According to this classification, the low-risk and high-risk groups were identified, which contained 60 and 54 patients, respectively (Table 2). Patients in the high-risk group displayed several detrimental characteristics. The high-risk class was enriched in samples derived from dead patients (Table 2) and was characterized by a significantly inferior survival compared with the low-risk group (P value = 1.78E-7, log-rank test) (Figure 2A; Table 2). Moreover, the low-risk group was enriched in pre-PMF samples, whereas overt PMF samples were distributed equally between the 2 classes. On the contrary, higher percentages of PET-MF and PPV-MF were present in the high-risk group. Taking into account molecular characteristics, the high-risk group was enriched in patients harboring the JAK2V617F mutation (Table 2); in particular, homozygosity was more frequent in this group compared with the low-risk one. The frequency of patients with ≥1 HMR mutation was increased in the high-risk group; again, this group was enriched in ASXL1-mutated patients compared with the low-risk one (Table 2).

Figure 2.

OS and LFS. (A) Kaplan-Maier analysis demonstrated a statistically significant difference in terms of OS between the high-risk and low-risk groups, as identified by gene expression–based classifier. (B) The high-risk group showed an inferior LFS compared with the low-risk group.

Figure 2.

OS and LFS. (A) Kaplan-Maier analysis demonstrated a statistically significant difference in terms of OS between the high-risk and low-risk groups, as identified by gene expression–based classifier. (B) The high-risk group showed an inferior LFS compared with the low-risk group.

Close modal

Next, we studied the distribution of clinical variables included in contemporary prognostic models and observed that high-risk classification correlated with the presence of clinical markers of inferior survival.
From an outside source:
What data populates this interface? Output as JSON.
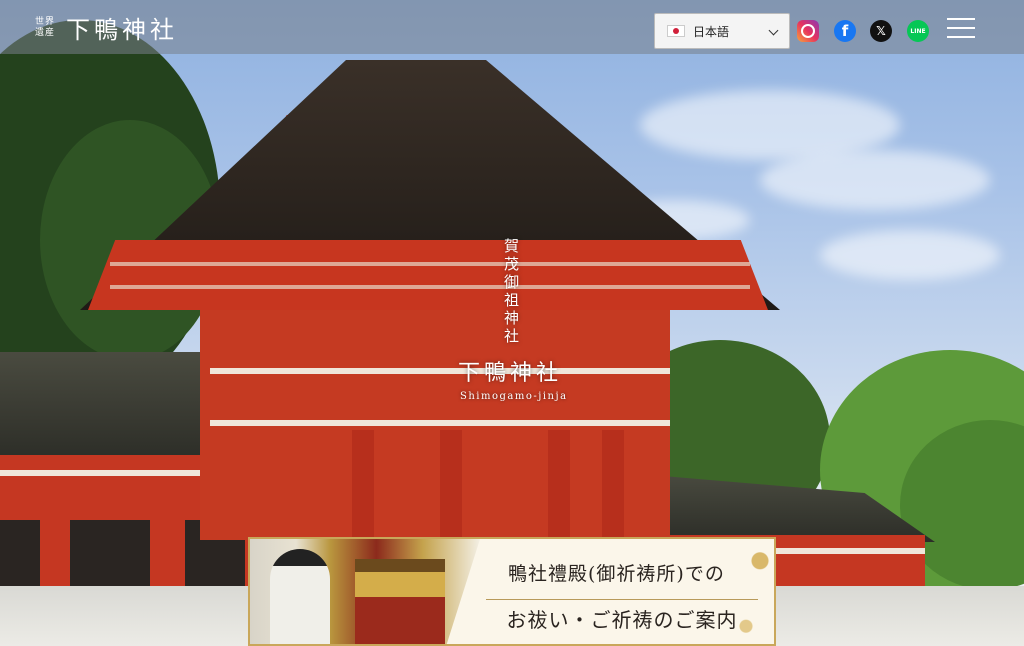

Indeed, patient age at sample collection was higher in the high-risk group, which was also characterized by inferior Hb levels and platelet counts, superior white blood cell counts, increased incidence of splenomegaly, circulating blasts > 1% or 2%, BM fibrosis grade ≥ 2, and constitutional symptoms (Table 2). Even if 9 of 13 patients who developed secondary AML clustered within the high-risk group, this difference failed to reach statistical significance (Table 2). Nevertheless, survival analysis revealed that LFS was reduced significantly in the high-risk group (P value = 1.9E-2, log-rank test) (Figure 2B). Collectively, these results demonstrated that belonging to the high-risk group represents a risk factor for survival (HR, 4.736; 95% confidence interval [CI], 2.5-8.9; P value = 1.48E-6, Wald test) and for leukemic transformation (HR, 3.976; 95% CI, 1.2-13.6; P value = 2.75E-2, Wald test). Of particular interest, this is also true considering samples stratified according to diagnosis. Indeed, high-risk patients displayed inferior OS when PMF and SMF samples were considered separately (supplemental Figure 2).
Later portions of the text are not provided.